Mr Furner said that since he had assumed Ministerial responsibility for animal welfare he had:

  • Commissioned the Animal Welfare Advisory Board to conduct a Companion Animal Welfare Review;
  • Banned the use of electric prodders on horses; and
  • Initiated the drafting of new standards and guidelines for rodeos to ensure the welfare standards of animals used in rodeos are beyond reproach.

“I am proud to say that during this tough and unusual time my Department administered the Emergency Animal Welfare COVID-19 Exhibited Animal Assistance Program to help operators to care for their animals and to meet their animal welfare obligations,” he said.

“In our previous term we identified the appalling issues associated with puppy farming and swiftly passed legislation to ensure that all dog breeders comply with compulsory Queensland animal welfare standards for breeding dogs and their progeny.”

Mr Furner said Queenslanders would get to have their say on any proposed changes to the Animal Care and Protection Act.

“We know millions of Queenslanders love their animals and make them a part of their families,” Mr Furner said.

“We know our farmers, too, care deeply about the animals in their care and I will work with the agricultural industry to make sure this important voice is heard in this process.

“A well-earned reputation for caring for our farmed animals can only enhance our ability to grow the export markets for our world class produce.”

The RSPCA is an important partner in Queensland’s animal welfare regime.
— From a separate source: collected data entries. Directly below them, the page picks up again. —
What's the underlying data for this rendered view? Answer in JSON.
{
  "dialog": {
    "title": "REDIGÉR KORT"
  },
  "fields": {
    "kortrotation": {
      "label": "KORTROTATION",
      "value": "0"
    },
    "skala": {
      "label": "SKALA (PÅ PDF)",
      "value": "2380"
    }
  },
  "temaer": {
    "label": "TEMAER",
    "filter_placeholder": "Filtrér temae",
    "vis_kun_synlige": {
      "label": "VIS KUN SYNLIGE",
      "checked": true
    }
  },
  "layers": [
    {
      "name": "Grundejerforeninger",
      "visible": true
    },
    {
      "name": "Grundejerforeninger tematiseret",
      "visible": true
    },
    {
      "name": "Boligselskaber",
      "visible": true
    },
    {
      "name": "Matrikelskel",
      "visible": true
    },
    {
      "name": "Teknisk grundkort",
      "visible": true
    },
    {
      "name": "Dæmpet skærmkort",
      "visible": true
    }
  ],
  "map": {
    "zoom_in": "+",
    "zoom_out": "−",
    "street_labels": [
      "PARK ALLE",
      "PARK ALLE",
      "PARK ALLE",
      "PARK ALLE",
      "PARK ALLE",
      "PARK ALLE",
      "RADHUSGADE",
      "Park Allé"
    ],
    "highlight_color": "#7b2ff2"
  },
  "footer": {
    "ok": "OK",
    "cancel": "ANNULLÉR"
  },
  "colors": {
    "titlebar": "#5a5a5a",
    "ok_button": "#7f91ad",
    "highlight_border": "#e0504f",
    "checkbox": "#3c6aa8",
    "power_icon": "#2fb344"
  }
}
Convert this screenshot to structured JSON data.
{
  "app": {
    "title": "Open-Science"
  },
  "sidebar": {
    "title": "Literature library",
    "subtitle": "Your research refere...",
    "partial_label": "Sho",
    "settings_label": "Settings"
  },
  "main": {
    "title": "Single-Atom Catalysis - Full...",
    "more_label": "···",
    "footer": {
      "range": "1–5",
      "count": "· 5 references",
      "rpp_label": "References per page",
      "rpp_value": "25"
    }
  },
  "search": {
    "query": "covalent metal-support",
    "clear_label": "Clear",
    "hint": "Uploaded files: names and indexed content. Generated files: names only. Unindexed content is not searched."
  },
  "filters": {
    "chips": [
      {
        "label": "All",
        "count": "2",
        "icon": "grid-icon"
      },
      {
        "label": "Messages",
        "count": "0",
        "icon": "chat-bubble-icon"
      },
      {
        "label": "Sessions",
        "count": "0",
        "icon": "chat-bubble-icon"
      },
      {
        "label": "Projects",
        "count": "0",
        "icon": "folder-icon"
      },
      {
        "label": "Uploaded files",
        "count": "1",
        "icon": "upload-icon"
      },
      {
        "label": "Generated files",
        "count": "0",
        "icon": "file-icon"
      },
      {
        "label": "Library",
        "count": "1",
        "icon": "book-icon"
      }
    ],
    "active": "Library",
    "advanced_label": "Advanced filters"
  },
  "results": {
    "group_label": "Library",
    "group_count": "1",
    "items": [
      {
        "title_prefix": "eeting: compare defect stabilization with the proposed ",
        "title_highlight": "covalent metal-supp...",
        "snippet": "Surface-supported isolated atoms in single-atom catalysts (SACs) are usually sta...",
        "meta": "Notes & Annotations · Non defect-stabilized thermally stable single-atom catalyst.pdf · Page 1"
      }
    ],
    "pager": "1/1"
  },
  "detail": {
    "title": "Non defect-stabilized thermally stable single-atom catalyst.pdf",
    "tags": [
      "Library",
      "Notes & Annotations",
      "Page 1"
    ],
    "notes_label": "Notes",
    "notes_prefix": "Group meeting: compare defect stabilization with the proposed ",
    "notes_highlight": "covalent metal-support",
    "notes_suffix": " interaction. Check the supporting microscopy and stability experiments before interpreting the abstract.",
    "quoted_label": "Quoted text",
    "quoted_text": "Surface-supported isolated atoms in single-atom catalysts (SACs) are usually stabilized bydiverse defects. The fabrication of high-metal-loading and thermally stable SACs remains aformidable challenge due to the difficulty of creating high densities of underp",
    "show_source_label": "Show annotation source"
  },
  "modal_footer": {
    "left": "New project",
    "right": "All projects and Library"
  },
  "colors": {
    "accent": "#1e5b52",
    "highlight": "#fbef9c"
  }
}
Working closely with RSPCA Qld and independent experts in the field, the review of the Animal Care and Protection Act will include:

  • Review of penalties to ensure that enforcement options are fit for purpose;
  • Investigation of the infringement notice scheme in response to animal welfare offences;
  • Oversight and governance of externally appointed inspectors; and
  • Options to facilitate the reporting of animal cruelty by animal welfare professionals including veterinary surgeons.

“The Palaszczuk Government remains committed to a high bar when it comes to the welfare of all animals,” Mr Furner said.

“We will not, for one moment, apologise for our tough approach to those who don’t respect nor abide by our laws.”